Dr. Aaron Milstone of the Johns Hopkins Children Center in Baltimore says the findings underscore the need for healthcare staff to do a better job in educating parents of children with MRSA.
The researchers conducted bedside interviews with 100 parents and others caring for children hospitalized with new or established MRSA. Some of the children were symptom-free carriers hospitalized for other reasons, while others had active MRSA infections.

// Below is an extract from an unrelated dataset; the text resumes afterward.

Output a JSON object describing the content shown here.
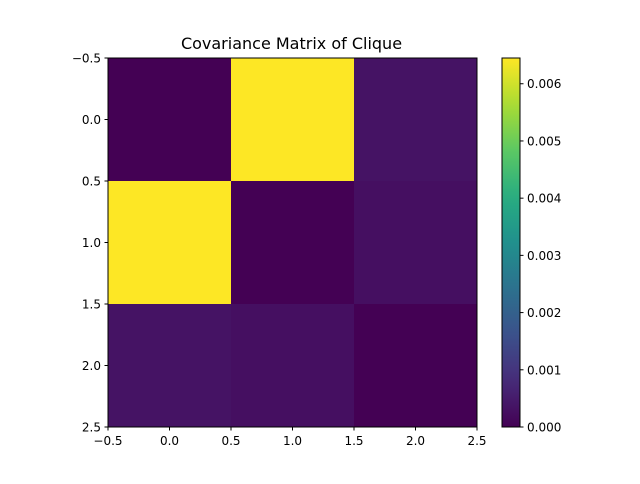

Nearly one-fifth of those surveyed had never heard of MRSA. This common antibiotic-resistant bacterium causes skin and soft-tissue infections in healthy people, but can lead to invasive, sometimes fatal, infections in seriously sick patients and in those with weak immune systems, Milstone says.
In the study, 29 of the 100 caregivers said they didn't know that their child had MRSA, but only nine of these cases involved newly identified cases, meaning that 20 children had been diagnosed with MRSA during past hospitalizations, yet parents and guardians were unaware.
"What these results really tell us is not how little parents know about drug-resistant infections, but how much more we, the healthcare providers, should be doing to help them understand it," Milstone, a senior investigator, says in a statement.
The findings are published online in The Journal of Pediatrics.